In his letter to Mutandagayi, Mangudya had said the new strategic decision taken by the group would require additional capital of US$108 million and as a result the entities will be undercapitalised, risking failure to achieve the regulatory capital levels by 2020.
“The RBZ must allow due process to take place. In any event, it is my view that it would not be proper for the RBZ to issue a corrective order now, four years ahead of the deadline,” Vingirai said.
“With due respect and in my opinion, the order is based on incorrect information. I can therefore, only recommend that the RBZ rescinds its corrective order until such a time that is has gathered more relevant information concerning the alleged violations which violations should be specifically communicated to the affected parties in order to enable them to respond more comprehensively.
“I would also want to draw your attention to the fact that Transnational has not interfered with the running of ZBFH as a shareholder. Transnational is a competent operator of financial services businesses. To the contrary it is Nssa who have continuously issued directives to the company and interfered with the workings of ZBFH board. It is therefore sinister that the RBZ attack is directed at Transnational and not Nssa.”

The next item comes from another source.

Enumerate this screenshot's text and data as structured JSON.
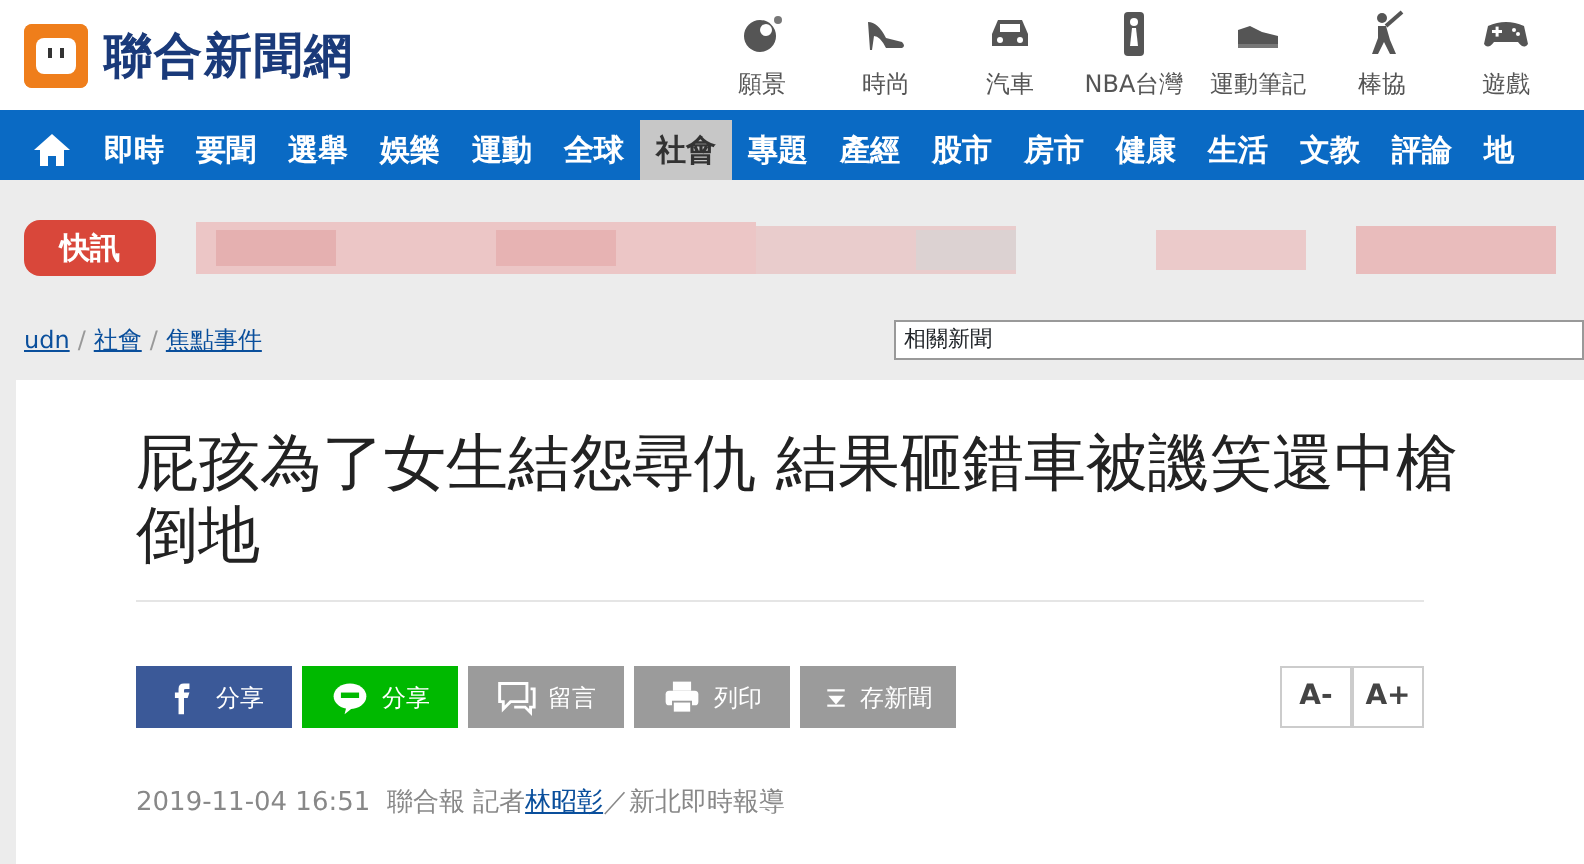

Vingirai also attacked Mangudya on how he had handled the matter, creating an explosive crisis.
“Having dealt with all the points you raise Mr Governor, I would like to express my dismay at the manner you have dealt with the resolution of the longstanding dispute between Intermarket, Transnational shareholders of the Intermarket Group in 2006 are the cause of the problem. The RBZ is therefore too heavily conflicted to be arbiter in this matter,” Vingirai said.